Learning algebra on the fly

By John Fensterwald - Educated Guess

The 20 sixth graders who are going to take pre-algebra summer school later this month discovered for themselves that solving algebraic equations in your head – specifically involving distance-rate-time variables – can mean the difference between life and death at 30,000 feet.

The students from the ACE Charter School in Alum Rock, a low-income neighborhood in San Jose, were at the helm last week of an FAA’s flight control simulator, guiding in planes on flight paths that put their sense of proportion to work.

ACE middle school students and instructor guide planes through a flight simulation.

ACE middle school students and instructor guide planes through a flight simulation.

Developed by NASA Ames in Mountain View, Smart Skies gives middle school students real-world applications of abstract math. It’s the kind of connection beyond the textbook that all middle schoolers need. For the ACE students, it was a good way to put them in the mood for spending four weeks indoors, learning math that will place them on a path to pass Algebra I by the end of eighth grade.

Sitting two and three students together in front of computer screens, ACE students had the unique pleasure of working with retired and actual  air traffic controllers from Oakland at a student lab that once was part of a wind tunnel.

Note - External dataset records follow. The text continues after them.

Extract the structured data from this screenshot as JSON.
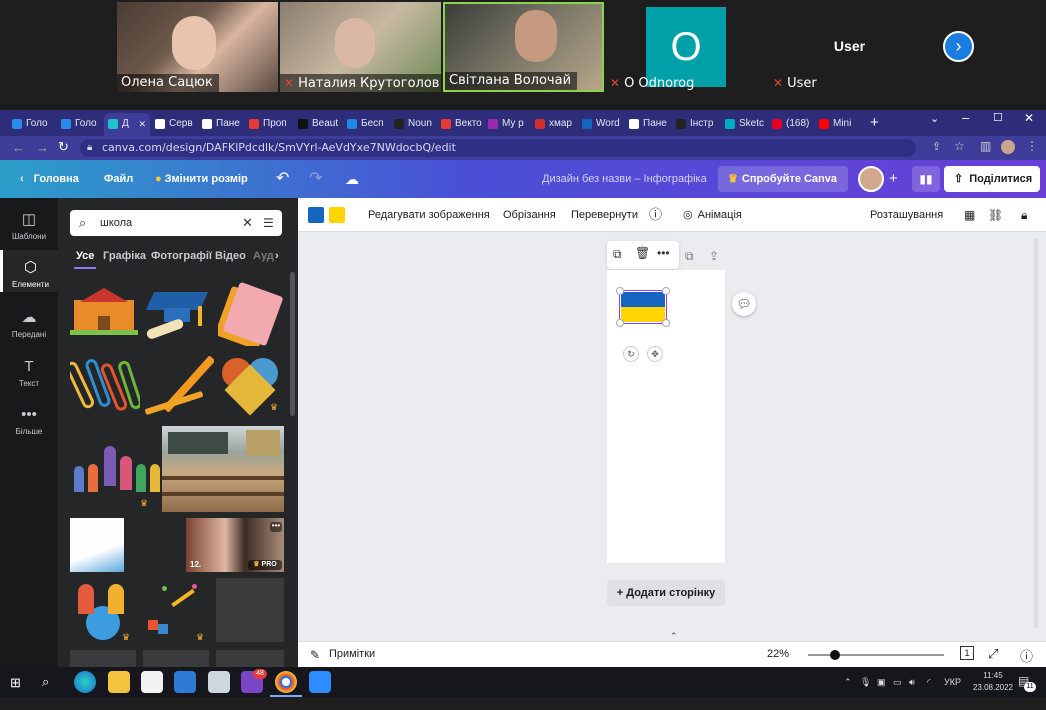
{
  "zoom": {
    "participants": [
      {
        "name": "Олена Сацюк",
        "muted": false
      },
      {
        "name": "Наталия Крутоголов",
        "muted": true
      },
      {
        "name": "Світлана Волочай",
        "muted": false
      },
      {
        "name": "O Odnorog",
        "muted": true,
        "initial": "O"
      },
      {
        "name": "User",
        "muted": true,
        "label": "User"
      }
    ]
  },
  "browser": {
    "tabs": [
      "Голо",
      "Голо",
      "Д",
      "Серв",
      "Пане",
      "Проп",
      "Beaut",
      "Бесп",
      "Noun",
      "Векто",
      "My p",
      "хмар",
      "Word",
      "Пане",
      "Інстр",
      "Sketc",
      "(168)",
      "Mini"
    ],
    "url": "canva.com/design/DAFKlPdcdlk/SmVYrl-AeVdYxe7NWdocbQ/edit"
  },
  "canva": {
    "header": {
      "home": "Головна",
      "file": "Файл",
      "resize": "Змінити розмір",
      "title": "Дизайн без назви – Інфографіка",
      "try_pro": "Спробуйте Canva Pro",
      "share": "Поділитися"
    },
    "rail": [
      "Шаблони",
      "Елементи",
      "Передані",
      "Текст",
      "Більше"
    ],
    "panel": {
      "search_value": "школа",
      "categories": [
        "Усе",
        "Графіка",
        "Фотографії",
        "Відео",
        "Ауд"
      ],
      "video_duration": "12.",
      "pro_badge": "PRO"
    },
    "toolbar": {
      "edit_image": "Редагувати зображення",
      "crop": "Обрізання",
      "flip": "Перевернути",
      "animate": "Анімація",
      "position": "Розташування"
    },
    "colors": {
      "blue": "#1565c0",
      "yellow": "#ffd400"
    },
    "add_page": "+ Додати сторінку",
    "notes": "Примітки",
    "zoom": "22%"
  },
  "taskbar": {
    "lang": "УКР",
    "time": "11:45",
    "date": "23.08.2022",
    "notif": "11",
    "badge": "48"
  }
}
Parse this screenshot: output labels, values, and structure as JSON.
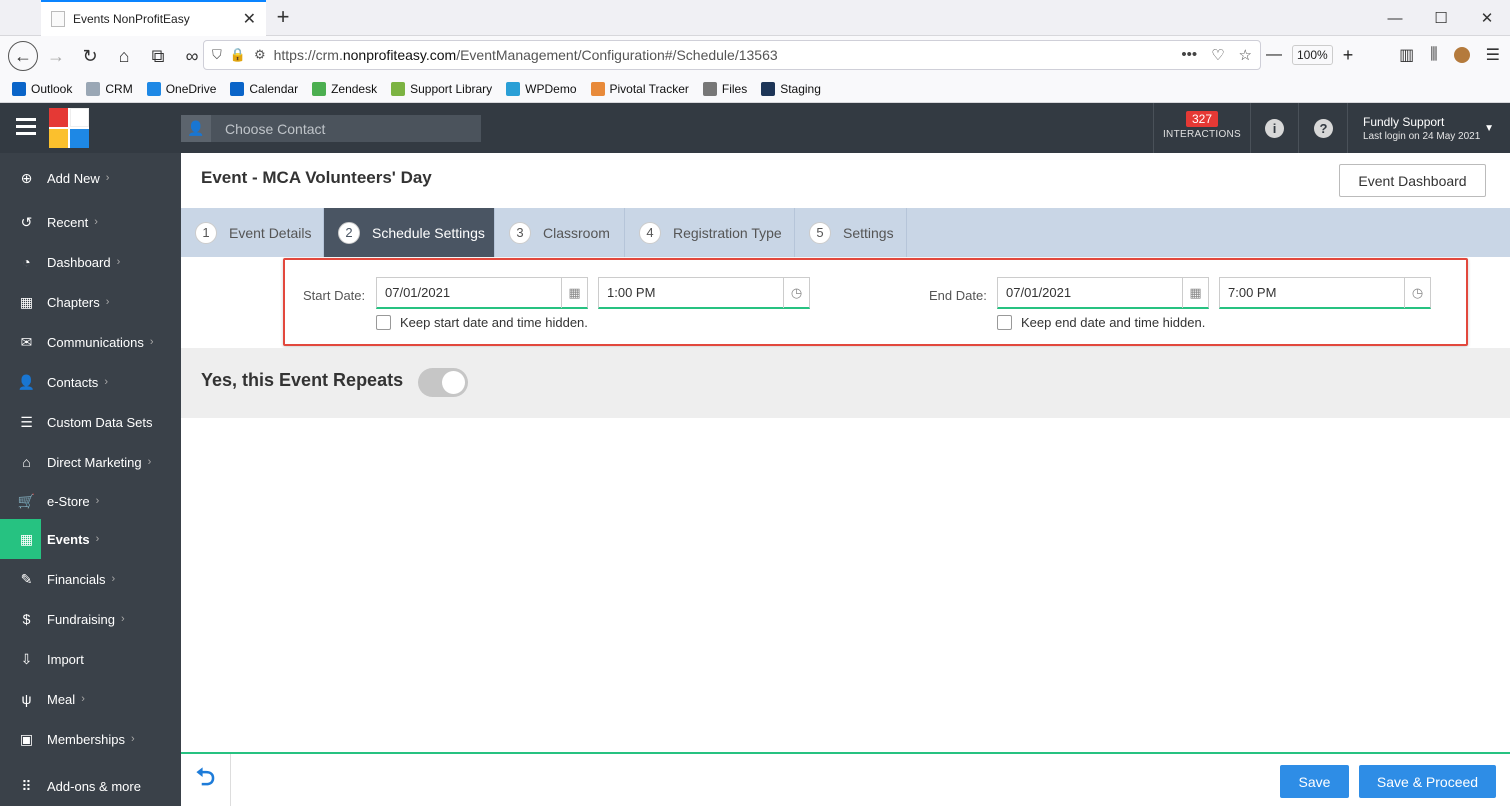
{
  "browser": {
    "tab_title": "Events NonProfitEasy",
    "url_prefix": "https://crm.",
    "url_domain": "nonprofiteasy.com",
    "url_path": "/EventManagement/Configuration#/Schedule/13563",
    "zoom": "100%",
    "bookmarks": [
      {
        "label": "Outlook",
        "color": "#0a64c8"
      },
      {
        "label": "CRM",
        "color": "#9aa7b5"
      },
      {
        "label": "OneDrive",
        "color": "#1e88e5"
      },
      {
        "label": "Calendar",
        "color": "#0a64c8"
      },
      {
        "label": "Zendesk",
        "color": "#4caf50"
      },
      {
        "label": "Support Library",
        "color": "#7cb342"
      },
      {
        "label": "WPDemo",
        "color": "#2a9fd6"
      },
      {
        "label": "Pivotal Tracker",
        "color": "#e88a3a"
      },
      {
        "label": "Files",
        "color": "#777777"
      },
      {
        "label": "Staging",
        "color": "#1d3557"
      }
    ]
  },
  "header": {
    "contact_placeholder": "Choose Contact",
    "interactions_count": "327",
    "interactions_label": "INTERACTIONS",
    "user_name": "Fundly Support",
    "last_login": "Last login on 24 May 2021"
  },
  "sidebar": {
    "items": [
      {
        "label": "Add New",
        "icon": "⊕",
        "chev": true
      },
      {
        "label": "Recent",
        "icon": "↺",
        "chev": true
      },
      {
        "label": "Dashboard",
        "icon": "◔",
        "chev": true
      },
      {
        "label": "Chapters",
        "icon": "▦",
        "chev": true
      },
      {
        "label": "Communications",
        "icon": "✉",
        "chev": true
      },
      {
        "label": "Contacts",
        "icon": "👤",
        "chev": true
      },
      {
        "label": "Custom Data Sets",
        "icon": "☰",
        "chev": false
      },
      {
        "label": "Direct Marketing",
        "icon": "⌂",
        "chev": true
      },
      {
        "label": "e-Store",
        "icon": "🛒",
        "chev": true
      },
      {
        "label": "Events",
        "icon": "▦",
        "chev": true,
        "active": true
      },
      {
        "label": "Financials",
        "icon": "✎",
        "chev": true
      },
      {
        "label": "Fundraising",
        "icon": "$",
        "chev": true
      },
      {
        "label": "Import",
        "icon": "⇩",
        "chev": false
      },
      {
        "label": "Meal",
        "icon": "ψ",
        "chev": true
      },
      {
        "label": "Memberships",
        "icon": "▣",
        "chev": true
      },
      {
        "label": "Add-ons & more",
        "icon": "⠿",
        "chev": false
      }
    ]
  },
  "main": {
    "page_title": "Event - MCA Volunteers' Day",
    "dashboard_button": "Event Dashboard",
    "steps": [
      {
        "num": "1",
        "label": "Event Details"
      },
      {
        "num": "2",
        "label": "Schedule Settings",
        "active": true
      },
      {
        "num": "3",
        "label": "Classroom"
      },
      {
        "num": "4",
        "label": "Registration Type"
      },
      {
        "num": "5",
        "label": "Settings"
      }
    ],
    "start": {
      "label": "Start Date:",
      "date": "07/01/2021",
      "time": "1:00 PM",
      "hidden_label": "Keep start date and time hidden."
    },
    "end": {
      "label": "End Date:",
      "date": "07/01/2021",
      "time": "7:00 PM",
      "hidden_label": "Keep end date and time hidden."
    },
    "repeat_label": "Yes, this Event Repeats",
    "save_label": "Save",
    "save_proceed_label": "Save & Proceed"
  }
}
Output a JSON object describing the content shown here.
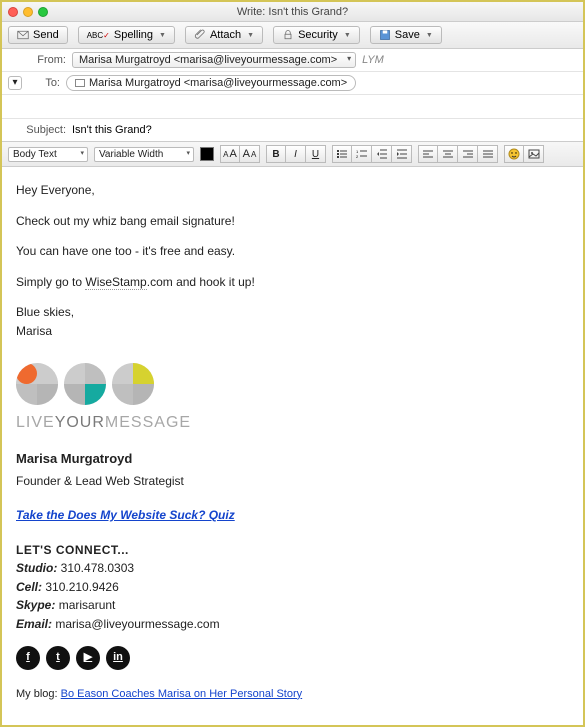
{
  "window": {
    "title": "Write: Isn't this Grand?"
  },
  "toolbar": {
    "send": "Send",
    "spelling": "Spelling",
    "attach": "Attach",
    "security": "Security",
    "save": "Save"
  },
  "headers": {
    "from_label": "From:",
    "from_value": "Marisa Murgatroyd <marisa@liveyourmessage.com>",
    "from_sig": "LYM",
    "to_label": "To:",
    "to_value": "Marisa Murgatroyd <marisa@liveyourmessage.com>",
    "subject_label": "Subject:",
    "subject_value": "Isn't this Grand?"
  },
  "format": {
    "style": "Body Text",
    "font": "Variable Width"
  },
  "body": {
    "greeting": "Hey Everyone,",
    "l1": "Check out my whiz bang email signature!",
    "l2": "You can have one too - it's free and easy.",
    "l3a": "Simply go to ",
    "l3_link": "WiseStamp",
    "l3b": ".com and hook it up!",
    "closing1": "Blue skies,",
    "closing2": "Marisa"
  },
  "signature": {
    "brand_a": "LIVE",
    "brand_b": "YOUR",
    "brand_c": "MESSAGE",
    "name": "Marisa Murgatroyd",
    "title": "Founder & Lead Web Strategist",
    "quiz": "Take the Does My Website Suck? Quiz",
    "connect_hdr": "LET'S CONNECT...",
    "studio_lbl": "Studio:",
    "studio_val": " 310.478.0303",
    "cell_lbl": "Cell:",
    "cell_val": " 310.210.9426",
    "skype_lbl": "Skype:",
    "skype_val": " marisarunt",
    "email_lbl": "Email:",
    "email_val": " marisa@liveyourmessage.com",
    "blog_lead": "My blog: ",
    "blog_link": "Bo Eason Coaches Marisa on Her Personal Story"
  }
}
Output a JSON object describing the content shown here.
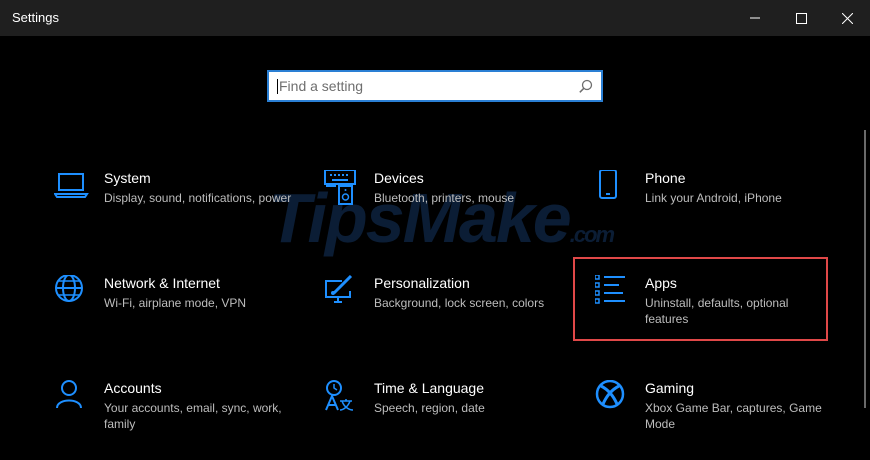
{
  "window": {
    "title": "Settings"
  },
  "search": {
    "placeholder": "Find a setting"
  },
  "watermark": {
    "text": "TipsMake",
    "suffix": ".com"
  },
  "accent_color": "#0078d7",
  "highlight_color": "#e04848",
  "tiles": [
    {
      "name": "System",
      "desc": "Display, sound, notifications, power",
      "icon": "laptop-icon"
    },
    {
      "name": "Devices",
      "desc": "Bluetooth, printers, mouse",
      "icon": "keyboard-speaker-icon"
    },
    {
      "name": "Phone",
      "desc": "Link your Android, iPhone",
      "icon": "phone-icon"
    },
    {
      "name": "Network & Internet",
      "desc": "Wi-Fi, airplane mode, VPN",
      "icon": "globe-icon"
    },
    {
      "name": "Personalization",
      "desc": "Background, lock screen, colors",
      "icon": "monitor-brush-icon"
    },
    {
      "name": "Apps",
      "desc": "Uninstall, defaults, optional features",
      "icon": "apps-list-icon"
    },
    {
      "name": "Accounts",
      "desc": "Your accounts, email, sync, work, family",
      "icon": "person-icon"
    },
    {
      "name": "Time & Language",
      "desc": "Speech, region, date",
      "icon": "time-language-icon"
    },
    {
      "name": "Gaming",
      "desc": "Xbox Game Bar, captures, Game Mode",
      "icon": "xbox-icon"
    }
  ]
}
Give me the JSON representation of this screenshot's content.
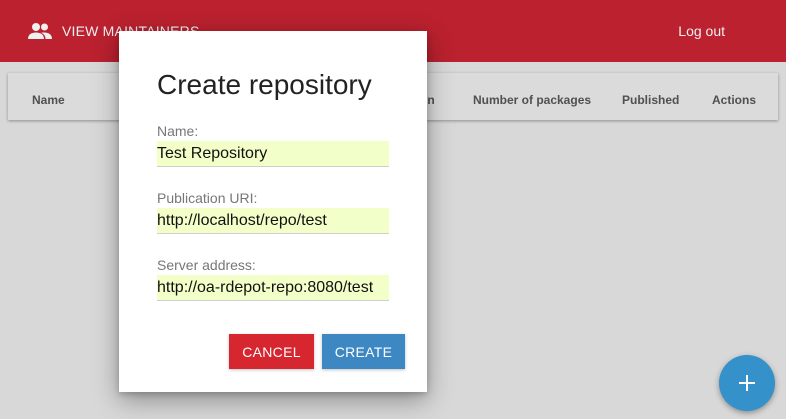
{
  "topbar": {
    "nav_label": "VIEW MAINTAINERS",
    "nav_icon": "people-icon",
    "logout_label": "Log out",
    "color": "#c72432"
  },
  "table": {
    "headers": [
      "Name",
      "Publication",
      "Number of packages",
      "Published",
      "Actions"
    ],
    "header_name": "Name",
    "header_publication_partial": "on",
    "header_packages": "Number of packages",
    "header_published": "Published",
    "header_actions": "Actions"
  },
  "dialog": {
    "title": "Create repository",
    "fields": {
      "name_label": "Name:",
      "name_value": "Test Repository",
      "uri_label": "Publication URI:",
      "uri_value": "http://localhost/repo/test",
      "server_label": "Server address:",
      "server_value": "http://oa-rdepot-repo:8080/test"
    },
    "cancel_label": "CANCEL",
    "create_label": "CREATE"
  },
  "fab": {
    "icon": "plus-icon",
    "color": "#3591c9"
  }
}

But NASA also has put videos, materials and the simulator on the Web, and the Silicon Valley Education Foundation has posted detailed lesson plans, including the state standards that are covered, on its lesson-plan sharing site, Lessonopoly. (The Foundation, with ALearn and the Hispanic Foundation of Silicon Valley, is also organizing and sponsoring the summer school for 750 students from ACE and nine school districts in Silicon Valley.)

The goal for the student-controllers is to guide planes traveling on different flight paths from different parts of the country as they converge over Modesto, then line up to descend on a central path to San Francisco.  Throw in a time limit, and it’s quite a challenge. Students must keep the planes, traveling at hundreds of knots, at least three nautical miles apart. Using a mouse, they can control the speeds of individual planes.

As the students get the knack, they go from guiding three planes to five. It can get hairy.

Students are applying the same algebraic equations and proportional reasoning that air traffic controllers do daily, said NASA’s Greg Condon. (Granted, other variables – lots more planes, the third dimension of vertical height, winds, storms and the awareness that hundreds of lives are at risk – make it a gut-wrenching job. But you get the point.) Condon, who ran the research division at NASA Ames, developed Smart Skies and tested it on 6,000 students.

About two groups a day come to the classroom lab at NASA Ames. Condon said initially teachers had students prepare for the simulator by doing math lessons on time-rate-distance equations. But the secret, he said, is for students to have fun with the simulator first. Then, having seen proportionality and algebra in action with real-life problems, they’re more able and motivated to learn theorems and do math on paper.

1 Comment

  1. I would love to see this in action. Too many of our students are disinterested in traditional methods of instruction and don’t know of things like air traffic control. It would be neat to see!